Territorio del sueño
Con todo, y como ya apunté, Dios es su más intensa vivencia íntima. Por lo general, en sus primeros poemarios le canta o lo nombra vinculándolo a su amada. Será con el transcurso de los años cuando su presencia se haga más sólida, directa, cruda y llameante; a veces enhebrada con el tema de la muerte. Territorio del sueño es, en este sentido, como ya dije, su gran poemario religioso. Aunque tiene editados otros libros en los que se acerca fervientemente a concretos acontecimientos de la biografía sanjuanista o a la de santa Teresa de Jesús, o revive de modo versificado la inolvidable visita que hizo en compañía de su esposa a Tierra Santa en 1983, no es sino en este poemario con el que alcanza su más honda expresión de acercamiento a Dios.
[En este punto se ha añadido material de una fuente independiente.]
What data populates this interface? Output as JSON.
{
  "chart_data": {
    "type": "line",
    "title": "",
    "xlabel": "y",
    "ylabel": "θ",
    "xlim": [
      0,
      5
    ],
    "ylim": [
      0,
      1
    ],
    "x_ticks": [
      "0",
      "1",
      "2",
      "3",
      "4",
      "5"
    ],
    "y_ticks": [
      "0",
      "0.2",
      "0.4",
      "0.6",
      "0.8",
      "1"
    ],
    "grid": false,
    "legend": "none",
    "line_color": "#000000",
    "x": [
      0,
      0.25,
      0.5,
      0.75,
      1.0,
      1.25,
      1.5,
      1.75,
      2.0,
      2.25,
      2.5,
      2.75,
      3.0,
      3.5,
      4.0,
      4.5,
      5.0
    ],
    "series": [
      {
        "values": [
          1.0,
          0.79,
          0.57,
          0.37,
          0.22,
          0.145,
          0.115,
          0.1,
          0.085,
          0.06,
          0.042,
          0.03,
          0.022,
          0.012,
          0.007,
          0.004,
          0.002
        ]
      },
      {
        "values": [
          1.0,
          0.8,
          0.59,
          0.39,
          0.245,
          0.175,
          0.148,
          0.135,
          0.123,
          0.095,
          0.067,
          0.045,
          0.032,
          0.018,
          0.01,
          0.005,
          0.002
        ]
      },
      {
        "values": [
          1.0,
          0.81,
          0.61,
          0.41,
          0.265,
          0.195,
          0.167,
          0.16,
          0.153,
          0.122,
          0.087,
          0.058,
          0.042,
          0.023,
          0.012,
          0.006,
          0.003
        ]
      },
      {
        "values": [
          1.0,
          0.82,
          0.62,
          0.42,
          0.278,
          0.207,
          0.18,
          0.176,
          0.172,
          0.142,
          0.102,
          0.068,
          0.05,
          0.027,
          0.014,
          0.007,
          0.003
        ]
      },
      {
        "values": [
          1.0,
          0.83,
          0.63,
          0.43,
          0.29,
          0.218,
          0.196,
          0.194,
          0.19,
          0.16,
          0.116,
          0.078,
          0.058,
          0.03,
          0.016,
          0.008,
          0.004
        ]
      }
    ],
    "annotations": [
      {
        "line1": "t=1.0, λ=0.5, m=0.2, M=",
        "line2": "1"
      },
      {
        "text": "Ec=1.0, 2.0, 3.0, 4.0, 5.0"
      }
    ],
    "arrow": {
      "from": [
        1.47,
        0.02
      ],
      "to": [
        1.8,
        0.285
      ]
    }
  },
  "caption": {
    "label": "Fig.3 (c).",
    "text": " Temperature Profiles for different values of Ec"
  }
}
De este modo, el volumen se presenta en principio como una sucesión de poemas desasosegados, interrogativos, en los que prevalece la idea calderoniana de que esta vida es posiblemente un sueño —la auténtica será la que venga después: la vida eterna—. Lo sea o no, no lo impulsa al pesimismo, a la desolación, sino al convencimiento —se constata una y otra vez— de que Dios está de su parte: “Tú, a mi lado, escuchándome”, y de que el mero hecho de pensar en él le es más que suficiente para confirmar su existencia: «Yo pienso, luego existes”, consideración que no hay que entender como una proyección de su propia conciencia sino como una realidad distinta de sí mismo a la que se dirige fundamentalmente con el apelativo «Señor». Así, los poemas se suceden de manera dialógica, discurriendo por algunos de las inquietudes más acuciantes de su trayectoria vital: sus hijos, sus desazones interiores o la constatación de su misma existencia en el mundo.
La temporalidad
A estos primeros textos le sigue un curioso apartado repleto de imágenes surrealistas, “Parábolas”, constituido por cinco poemas de orientaciones muy diversas y con un hilo común: la temporalidad como lugar donde se forja la existencia del ser humano y en el que caben los sueños, las esperanzas, las alegrías e incluso el pensamiento de otra posible vida futura. Sección a la que sigue “Salida a la luz»: cuatro composiciones escritas igualmente en una atmósfera compleja, arrebatada, de sabor casi lorquiano, en las que se confunden distintos episodios enmarcados en la infancia del poeta, en su batalla con las palabras y en su afán por descubrir puntos de luz a los que aferrarse,
El final del Territorio del sueño lo forma el apartado “Cara a cara”: nueve sonetos de sabor eucarístico —sabiamente construidos, emotivos, confidenciales, muy en la línea de la poesía angladiana, pero deliciosos como falsillas para la oración— que descubren una vez más al poeta cargado de humanidad y sencillez que fue López Anglada, convencido de que “vivir es mañana”, por eso deja escrito en un magnífico poema de La mano en la pared —por cierto, también con espléndidos textos religiosos—: “Mi corazón recuerda que vivir es mañana. / (…) Alma mía, / ya está todo dispuesto. No me faltes mañana”. Con esa mira vivió en plenitud.